Translating made us aware of certain dangers. Initially, when reading these distant texts, we had been confident that we understood them; it was only through the struggle of the translation experience that we gained a healthy respect for the various cultural gaps that separate sixteenth-century Nuremberg German from twenty-first-century American English. Moreover, when we as musicologist and art historian put words together about old music and art, in our own verbal languages, we also become aware of our level of understanding—and lack thereof. By pulling anything from one distant semiotic system into another in which we participate, we are not only appropriating these verbal, visual, or auditory signs into our own discourses, but we are also taking them home and allowing them to confront us in our own day with our own previously tenaciously held notions.
Katerina Lemmel, the various abbesses, and the prioress Anna had already accomplished transformations from one semiotic system to another in those instances in which they discuss music and more frequently visual art. When we in our conversations, explanations, and commentary have attempted to transform their verbalizations back to music and art by identifying appropriate illustrations that we believe may correspond to the examples they had before them, we are effecting yet another translation.
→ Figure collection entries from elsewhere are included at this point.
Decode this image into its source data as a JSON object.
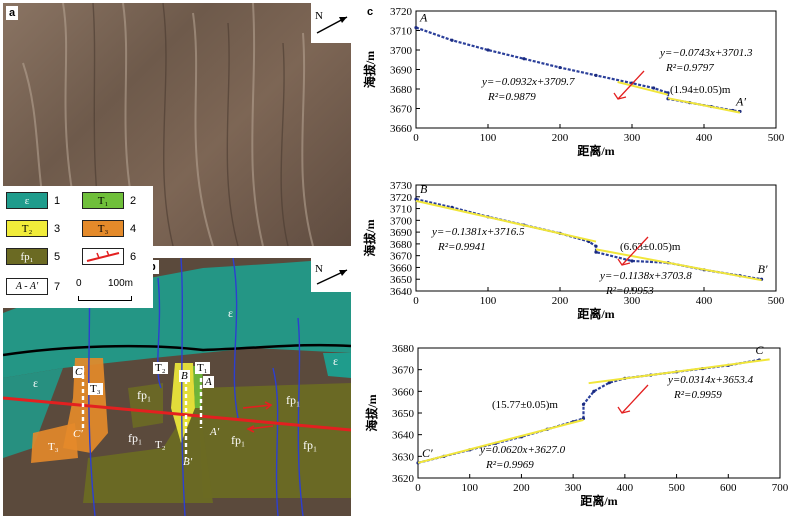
{
  "panel_a": {
    "label": "a"
  },
  "panel_b": {
    "label": "b"
  },
  "panel_c": {
    "label": "c"
  },
  "north_symbol": "N",
  "legend": [
    {
      "code": "ε",
      "num": "1",
      "color": "#1f9c8c"
    },
    {
      "code": "T₁",
      "num": "2",
      "color": "#6fbf3a"
    },
    {
      "code": "T₂",
      "num": "3",
      "color": "#f1ec3a"
    },
    {
      "code": "T₃",
      "num": "4",
      "color": "#e48a2a"
    },
    {
      "code": "fp₁",
      "num": "5",
      "color": "#6b6a23"
    },
    {
      "code": "fault",
      "num": "6",
      "color": "#e32020"
    },
    {
      "code": "A - A′",
      "num": "7"
    }
  ],
  "scale_bar": {
    "left": "0",
    "right": "100m"
  },
  "map_labels": {
    "eps": "ε",
    "fp1": "fp₁",
    "T3": "T₃",
    "T2": "T₂",
    "T1": "T₁",
    "A": "A",
    "Ap": "A′",
    "B": "B",
    "Bp": "B′",
    "C": "C",
    "Cp": "C′"
  },
  "chart_data": [
    {
      "type": "scatter",
      "profile": "A-A′",
      "xlabel": "距离/m",
      "ylabel": "海拔/m",
      "xlim": [
        0,
        500
      ],
      "ylim": [
        3660,
        3720
      ],
      "xticks": [
        0,
        100,
        200,
        300,
        400,
        500
      ],
      "yticks": [
        3660,
        3670,
        3680,
        3690,
        3700,
        3710,
        3720
      ],
      "start_label": "A",
      "end_label": "A′",
      "points_upper": [
        [
          0,
          3711.5
        ],
        [
          50,
          3705
        ],
        [
          100,
          3700
        ],
        [
          150,
          3695.5
        ],
        [
          200,
          3691
        ],
        [
          250,
          3687
        ],
        [
          300,
          3683
        ],
        [
          330,
          3680.5
        ],
        [
          350,
          3678
        ]
      ],
      "points_lower": [
        [
          350,
          3675
        ],
        [
          380,
          3673
        ],
        [
          410,
          3671
        ],
        [
          440,
          3669
        ],
        [
          450,
          3668.5
        ]
      ],
      "fit_upper": {
        "equation": "y=−0.0932x+3709.7",
        "r2": "R²=0.9879",
        "slope": -0.0932,
        "intercept": 3709.7,
        "range": [
          280,
          350
        ]
      },
      "fit_lower": {
        "equation": "y=−0.0743x+3701.3",
        "r2": "R²=0.9797",
        "slope": -0.0743,
        "intercept": 3701.3,
        "range": [
          350,
          450
        ]
      },
      "offset_label": "(1.94±0.05)m"
    },
    {
      "type": "scatter",
      "profile": "B-B′",
      "xlabel": "距离/m",
      "ylabel": "海拔/m",
      "xlim": [
        0,
        500
      ],
      "ylim": [
        3640,
        3730
      ],
      "xticks": [
        0,
        100,
        200,
        300,
        400,
        500
      ],
      "yticks": [
        3640,
        3650,
        3660,
        3670,
        3680,
        3690,
        3700,
        3710,
        3720,
        3730
      ],
      "start_label": "B",
      "end_label": "B′",
      "points_upper": [
        [
          0,
          3718
        ],
        [
          50,
          3711
        ],
        [
          100,
          3703
        ],
        [
          150,
          3696
        ],
        [
          200,
          3689
        ],
        [
          240,
          3682
        ],
        [
          250,
          3678
        ]
      ],
      "points_lower": [
        [
          250,
          3673
        ],
        [
          300,
          3665.5
        ],
        [
          350,
          3664
        ],
        [
          400,
          3658
        ],
        [
          450,
          3653
        ],
        [
          480,
          3650
        ]
      ],
      "fit_upper": {
        "equation": "y=−0.1381x+3716.5",
        "r2": "R²=0.9941",
        "slope": -0.1381,
        "intercept": 3716.5,
        "range": [
          0,
          250
        ]
      },
      "fit_lower": {
        "equation": "y=−0.1138x+3703.8",
        "r2": "R²=0.9953",
        "slope": -0.1138,
        "intercept": 3703.8,
        "range": [
          250,
          480
        ]
      },
      "offset_label": "(6.63±0.05)m"
    },
    {
      "type": "scatter",
      "profile": "C-C′",
      "xlabel": "距离/m",
      "ylabel": "海拔/m",
      "xlim": [
        0,
        700
      ],
      "ylim": [
        3620,
        3680
      ],
      "xticks": [
        0,
        100,
        200,
        300,
        400,
        500,
        600,
        700
      ],
      "yticks": [
        3620,
        3630,
        3640,
        3650,
        3660,
        3670,
        3680
      ],
      "start_label": "C′",
      "end_label": "C",
      "points_upper": [
        [
          320,
          3654
        ],
        [
          340,
          3660
        ],
        [
          370,
          3664
        ],
        [
          400,
          3666
        ],
        [
          450,
          3667.5
        ],
        [
          500,
          3669
        ],
        [
          550,
          3670.5
        ],
        [
          600,
          3672
        ],
        [
          660,
          3674.5
        ]
      ],
      "points_lower": [
        [
          0,
          3627
        ],
        [
          50,
          3630
        ],
        [
          100,
          3633
        ],
        [
          150,
          3636
        ],
        [
          200,
          3639
        ],
        [
          250,
          3642.5
        ],
        [
          300,
          3646
        ],
        [
          320,
          3647.5
        ]
      ],
      "fit_upper": {
        "equation": "y=0.0314x+3653.4",
        "r2": "R²=0.9959",
        "slope": 0.0314,
        "intercept": 3653.4,
        "range": [
          330,
          680
        ]
      },
      "fit_lower": {
        "equation": "y=0.0620x+3627.0",
        "r2": "R²=0.9969",
        "slope": 0.062,
        "intercept": 3627.0,
        "range": [
          0,
          320
        ]
      },
      "offset_label": "(15.77±0.05)m"
    }
  ]
}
As Umberto Eco and others have demonstrated, all of these steps in translation are really transmutation and interpretation. Stated negatively, none of these attempts to carry something over from one (older) language or semiotic system into another (newer) language or semiotic system can result in complete accuracy. Stated positively, all of these interpretive transfers add something to the original text.
Interestingly, although we have just outlined a step-by-step linear procedure for translating, the endeavor was in reality quite circular. Context can never be overestimated within any semiotic process. When deciphering a letter of the alphabet, it was necessary first to speculate as to the possible identity of the word of which it might be a part. When identifying a word, it was necessary to conjecture as to the meaning of the entire phrase or thought of which it was a part. As more contours within the narrative took shape, we were forced to return to the facts and ideas in our earlier translations and make changes in keeping with the larger context. In fact, in a few cases in which we were able to analyze and make sense of certain passages in the course of our commentary, we were led not only to revisit the translated texts but also at times even to rescrutinize the handwritten letters to examine the possibilities for the formation of other words, eventually bringing us to make adjustments on the most rudimentary level of transcription. The longer we worked, the more loose ends and inexplicable details that fell into place.
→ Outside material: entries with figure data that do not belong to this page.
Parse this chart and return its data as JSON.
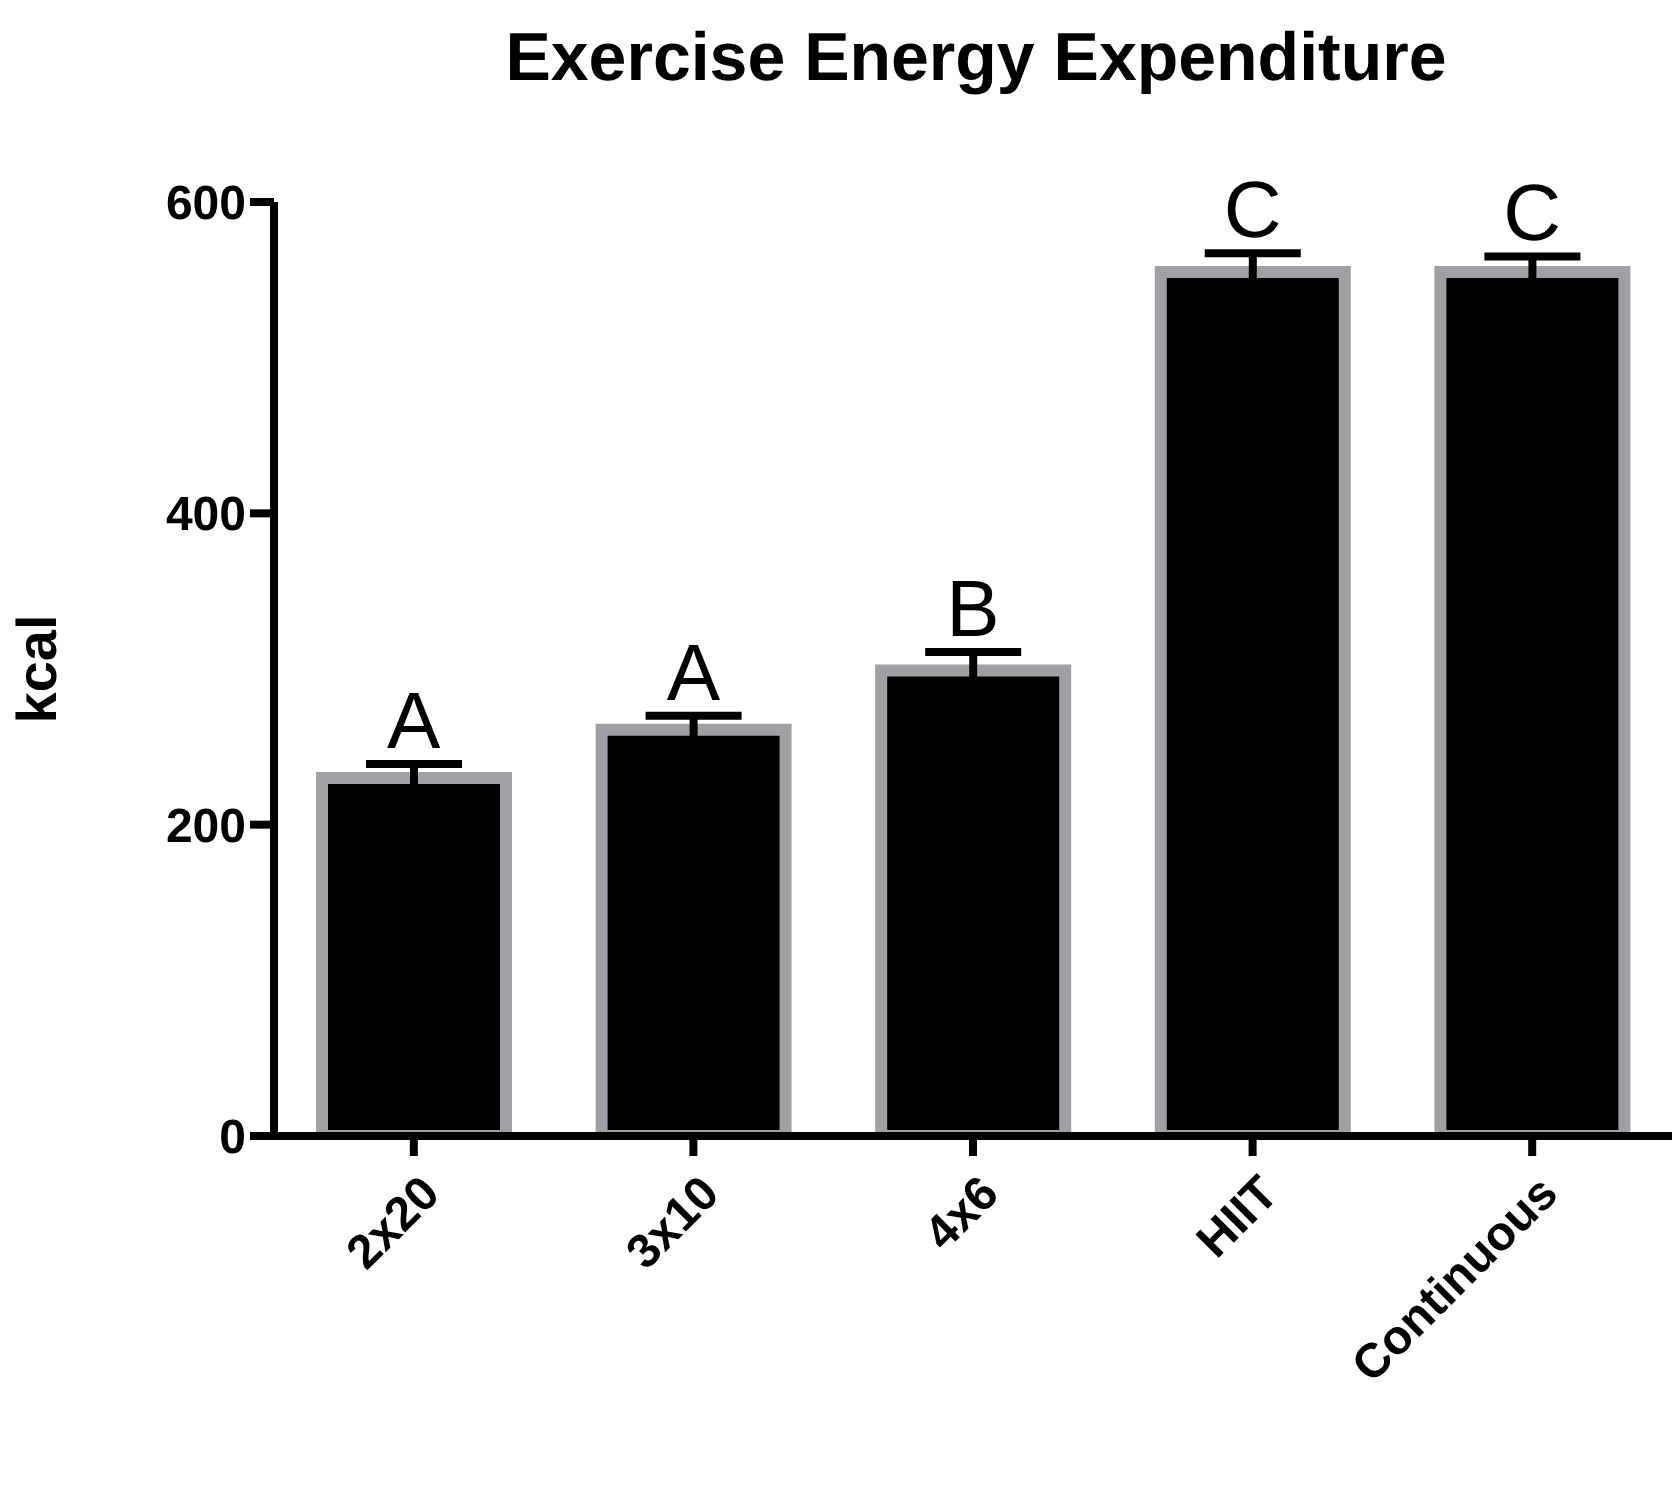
{
  "chart_data": {
    "type": "bar",
    "title": "Exercise Energy Expenditure",
    "ylabel": "kcal",
    "categories": [
      "2x20",
      "3x10",
      "4x6",
      "HIIT",
      "Continuous"
    ],
    "values": [
      230,
      261,
      299,
      555,
      555
    ],
    "errors": [
      9,
      9,
      12,
      12,
      10
    ],
    "color": "#000000",
    "ylim": [
      0,
      600
    ],
    "yticks": [
      0,
      200,
      400,
      600
    ],
    "grid": false,
    "legend": false,
    "annotations": [
      {
        "text": "A",
        "x": "2x20",
        "y": 239
      },
      {
        "text": "A",
        "x": "3x10",
        "y": 270
      },
      {
        "text": "B",
        "x": "4x6",
        "y": 311
      },
      {
        "text": "C",
        "x": "HIIT",
        "y": 567
      },
      {
        "text": "C",
        "x": "Continuous",
        "y": 565
      }
    ]
  }
}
In the end, since some questions had held us in suspense for so long, we decided, for the sake of the reader confronted with the material for the first time, that we should allow the narrative within the letters and the chronicle to unfold like a story rather than adopt the position of the omniscient narrator by explaining uncertainties before they were known and outcomes before they had taken place. Thus, readers can more easily identify with Katerina Lemmel as she faces momentary financial challenges and with the nuns as they fear the impending violence of the peasants. Only now and then do we intentionally break our rule, in order to provide information from a future date after a narrative thread has run its course or when a flash forward will help to carry the readers through the cumbersome details of the texts and the historical and linguistic complexities laid out in the commentary.